El encuentro, en el que participó el comisionado especial para Michoacán, Alfredo Castillo, se llevó a cabo en las instalaciones en la 43 zona militar bajo un fuerte dispositivo de seguridad y cerrado a la prensa, según constató Efe.
Al término de dicha reunión, Vallejo se trasladó a la presidencia municipal para entrevistarse con el alcalde Uriel Chávez y pequeños empresarios de la región afectados por la violencia, a los que ofreció apoyos económicos.
Esta misma tarde regresó a Morelia, la capital de Michoacán, donde tiene previsto anunciar en rueda de prensa los resultados de su visita a Apatzingán.

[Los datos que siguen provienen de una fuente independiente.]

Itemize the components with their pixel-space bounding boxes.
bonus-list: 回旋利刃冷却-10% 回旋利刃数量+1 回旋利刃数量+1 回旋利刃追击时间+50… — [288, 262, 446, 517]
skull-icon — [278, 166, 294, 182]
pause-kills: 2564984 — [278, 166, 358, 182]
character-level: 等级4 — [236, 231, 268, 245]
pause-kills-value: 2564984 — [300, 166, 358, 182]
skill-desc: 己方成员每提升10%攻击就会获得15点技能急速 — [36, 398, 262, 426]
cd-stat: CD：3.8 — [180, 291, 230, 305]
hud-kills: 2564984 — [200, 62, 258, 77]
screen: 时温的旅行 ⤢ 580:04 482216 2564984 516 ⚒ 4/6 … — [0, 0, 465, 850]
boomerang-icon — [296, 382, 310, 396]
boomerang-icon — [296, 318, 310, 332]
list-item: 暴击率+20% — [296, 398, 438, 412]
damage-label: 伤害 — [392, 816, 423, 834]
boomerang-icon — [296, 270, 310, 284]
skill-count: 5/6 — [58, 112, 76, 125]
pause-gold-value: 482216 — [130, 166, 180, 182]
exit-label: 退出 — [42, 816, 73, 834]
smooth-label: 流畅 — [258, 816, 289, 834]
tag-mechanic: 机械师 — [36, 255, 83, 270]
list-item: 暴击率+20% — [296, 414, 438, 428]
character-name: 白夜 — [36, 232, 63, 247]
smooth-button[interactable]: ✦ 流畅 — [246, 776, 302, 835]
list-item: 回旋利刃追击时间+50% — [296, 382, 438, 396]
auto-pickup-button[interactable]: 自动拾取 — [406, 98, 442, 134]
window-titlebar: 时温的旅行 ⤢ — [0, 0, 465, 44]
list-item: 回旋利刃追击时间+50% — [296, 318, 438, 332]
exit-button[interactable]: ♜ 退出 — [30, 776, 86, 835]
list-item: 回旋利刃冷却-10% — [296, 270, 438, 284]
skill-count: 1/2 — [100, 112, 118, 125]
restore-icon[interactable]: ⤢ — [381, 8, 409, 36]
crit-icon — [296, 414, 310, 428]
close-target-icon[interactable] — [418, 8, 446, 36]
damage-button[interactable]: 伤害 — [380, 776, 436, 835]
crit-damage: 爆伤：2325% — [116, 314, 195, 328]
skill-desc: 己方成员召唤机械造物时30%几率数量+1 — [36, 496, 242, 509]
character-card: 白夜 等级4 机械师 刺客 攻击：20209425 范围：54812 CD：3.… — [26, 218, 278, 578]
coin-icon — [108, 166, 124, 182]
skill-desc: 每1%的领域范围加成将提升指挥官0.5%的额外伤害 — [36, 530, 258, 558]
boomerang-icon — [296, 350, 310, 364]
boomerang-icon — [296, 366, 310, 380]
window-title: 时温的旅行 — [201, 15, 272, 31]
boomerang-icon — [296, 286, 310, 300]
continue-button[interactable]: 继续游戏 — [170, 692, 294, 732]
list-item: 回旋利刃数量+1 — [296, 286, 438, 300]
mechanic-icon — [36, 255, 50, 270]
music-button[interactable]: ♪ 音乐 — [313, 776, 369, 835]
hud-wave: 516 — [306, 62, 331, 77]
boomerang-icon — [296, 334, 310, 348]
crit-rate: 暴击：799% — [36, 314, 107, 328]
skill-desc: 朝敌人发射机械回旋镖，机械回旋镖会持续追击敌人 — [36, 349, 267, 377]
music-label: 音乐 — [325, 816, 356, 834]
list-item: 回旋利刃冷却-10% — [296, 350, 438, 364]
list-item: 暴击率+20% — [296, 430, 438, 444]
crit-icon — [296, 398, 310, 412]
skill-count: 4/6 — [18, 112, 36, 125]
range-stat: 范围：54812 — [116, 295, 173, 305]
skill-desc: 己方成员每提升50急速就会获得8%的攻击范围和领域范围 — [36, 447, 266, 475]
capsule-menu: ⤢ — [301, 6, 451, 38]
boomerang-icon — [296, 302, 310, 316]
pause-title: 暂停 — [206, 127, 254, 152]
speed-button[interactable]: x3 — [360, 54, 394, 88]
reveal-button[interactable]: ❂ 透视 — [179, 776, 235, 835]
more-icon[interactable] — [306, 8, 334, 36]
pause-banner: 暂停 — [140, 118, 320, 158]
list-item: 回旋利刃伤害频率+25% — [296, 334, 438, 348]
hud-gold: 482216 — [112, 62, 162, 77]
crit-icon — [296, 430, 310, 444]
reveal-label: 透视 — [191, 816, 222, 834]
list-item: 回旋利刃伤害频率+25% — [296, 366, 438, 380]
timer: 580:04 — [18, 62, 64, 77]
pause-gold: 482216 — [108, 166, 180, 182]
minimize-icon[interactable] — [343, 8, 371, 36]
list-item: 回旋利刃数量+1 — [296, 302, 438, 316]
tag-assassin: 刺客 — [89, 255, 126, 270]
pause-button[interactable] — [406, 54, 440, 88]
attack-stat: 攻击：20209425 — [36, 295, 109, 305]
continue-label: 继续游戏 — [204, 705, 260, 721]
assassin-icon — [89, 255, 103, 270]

La crisis en Tierra Caliente se agudizó en las últimas semanas después de que civiles que integran grupos de autodefensa arrebataran el control de varios municipios a Los Caballeros Templarios.
Ello motivó la respuesta de los «templarios» con la quema de vehículos, comercios y oficinas gubernamentales, así como el bloqueo de carreteras.
Las fuerzas federales han detenido en la última semana a 46 «probables responsables de diversos delitos» en la región, entre ellos Jesús Vásquez, alias «El Toro», considerado uno de los siete cabecillas de Los Caballeros Templarios.
Las autodefensas, la mayoría apoyadas por empresarios locales hartos de la extorsión y la inseguridad, exigen a las autoridades federales la captura de dichos líderes como condición para entregar las armas y regresar a sus comunidades de origen.
En declaraciones a Radio Fórmula, Castillo destacó que el control territorial de la zona «ha sido menos complejo» de lo que se llegó a pensar.
Ahora, apuntó, es necesario «convencer, a través de acciones muy concretas, que efectivamente hay una depuración» de las policías municipales, muchas de ellas infiltradas por el crimen organizado, y que «el Estado está garantizando la seguridad tanto de las personas como de las actividades económicas».